Figure 2.. Spatial Pattern of Sensitivity Loss in Nonneovascular Eyes

The columns show the sensitivity in eyes with nonneovascular pseudoxanthoma elasticum (PXE) and the topography of sensitivity loss for mesopic (A) and dark-adapted (DA) cyan (B) testing. The position 0°/0° refers to the foveal center. The color gradient for mesopic sensitivity is identical to the color gradient of the device manufacturer. For dark-adapted cyan testing, a custom color gradient was applied owing to the lack of contrast with the preset color gradient. The contour lines in the sensitivity loss plot denote 1-dB increments. Inf indicates inferior; Sup, superior; and Temp, temporal.

Figure 3.. Association of Dark-Adapted (DA) Red and DA Cyan Sensitivity Loss With Mesopic Sensitivity Loss

A, The association of DA red sensitivity loss with mesopic sensitivity loss, which represents a linear relationship. B, The association of DA cyan sensitivity loss with mesopic sensitivity loss. A curvilinear relationship is evident. Specifically, DA cyan sensitivity losses of up to 17 dB were mostly associated with no or only minor losses of mesopic sensitivity. More severe losses of mesopic sensitivity were predominantly observed in conjunction with DA cyan sensitivity losses greater than 17 dB. Points were plotted semitransparently to compensate for overplotting. There was a floor effect evident in panel B, possibly affecting associations between mesopic and scotopic functions.

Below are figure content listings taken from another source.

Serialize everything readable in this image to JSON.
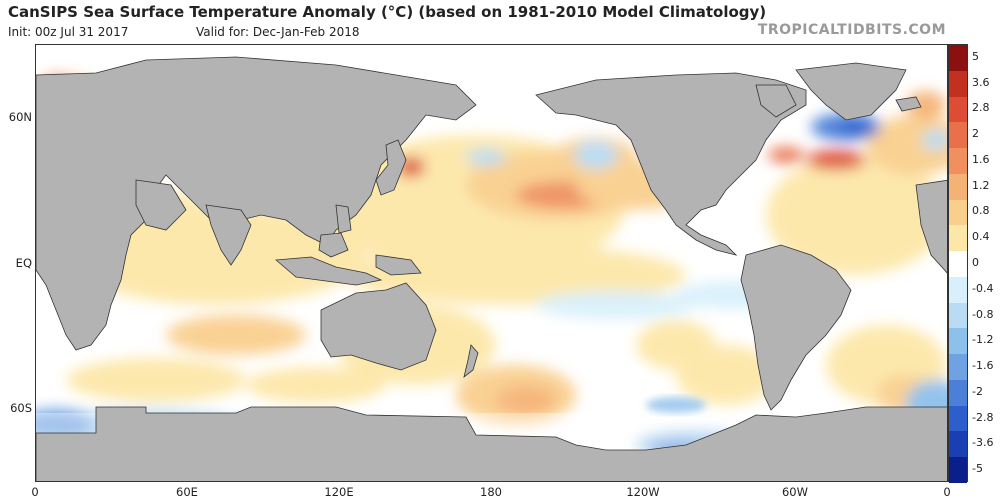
{
  "header": {
    "title": "CanSIPS Sea Surface Temperature Anomaly (°C) (based on 1981-2010 Model Climatology)",
    "init": "Init: 00z Jul 31 2017",
    "valid": "Valid for: Dec-Jan-Feb 2018",
    "brand": "TROPICALTIDBITS.COM"
  },
  "map": {
    "lat_labels": [
      "60N",
      "EQ",
      "60S"
    ],
    "lon_labels": [
      "0",
      "60E",
      "120E",
      "180",
      "120W",
      "60W",
      "0"
    ]
  },
  "colorbar": {
    "labels": [
      "5",
      "3.6",
      "2.8",
      "2",
      "1.6",
      "1.2",
      "0.8",
      "0.4",
      "0",
      "-0.4",
      "-0.8",
      "-1.2",
      "-1.6",
      "-2",
      "-2.8",
      "-3.6",
      "-5"
    ],
    "colors": [
      "#8b1010",
      "#c23020",
      "#dd4d35",
      "#e8704a",
      "#f09060",
      "#f5b276",
      "#f9cf8e",
      "#fde7a8",
      "#ffffff",
      "#d8f0fb",
      "#b7dcf4",
      "#8ec0ec",
      "#6ea2e2",
      "#4c80d8",
      "#2c5fcc",
      "#1a3fb2",
      "#0a1f8c"
    ]
  }
}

Figure 4.. Feature Importance

A, The permutation importance of the features for the prediction of mesopic sensitivity loss. B, The feature contribution plot for the outer nuclear layer (ONL) thickness. C, The analogous permutation importance of the features for the prediction of dark-adapted cyan sensitivity loss. D, The feature contribution plot for the ONL. The vertical dashed lines label the normative range. The y-axes of the feature contribution plots are inverted (ie, more severe degrees of sensitivity loss are plotted downwards). Points were plotted semitransparently to compensate for overplotting. An extended version of this figure with feature contribution plots for all retinal layers is shown in eFigure 3 in the Supplement. %IncMSE indicates percentage of increase in mean squared error; IRET, inner retina; IS, photoreceptor inner segments; max, maximum; min, minimum; OS, photoreceptor outer segments; and RPEDC, retinal pigment epithelium-drusen complex.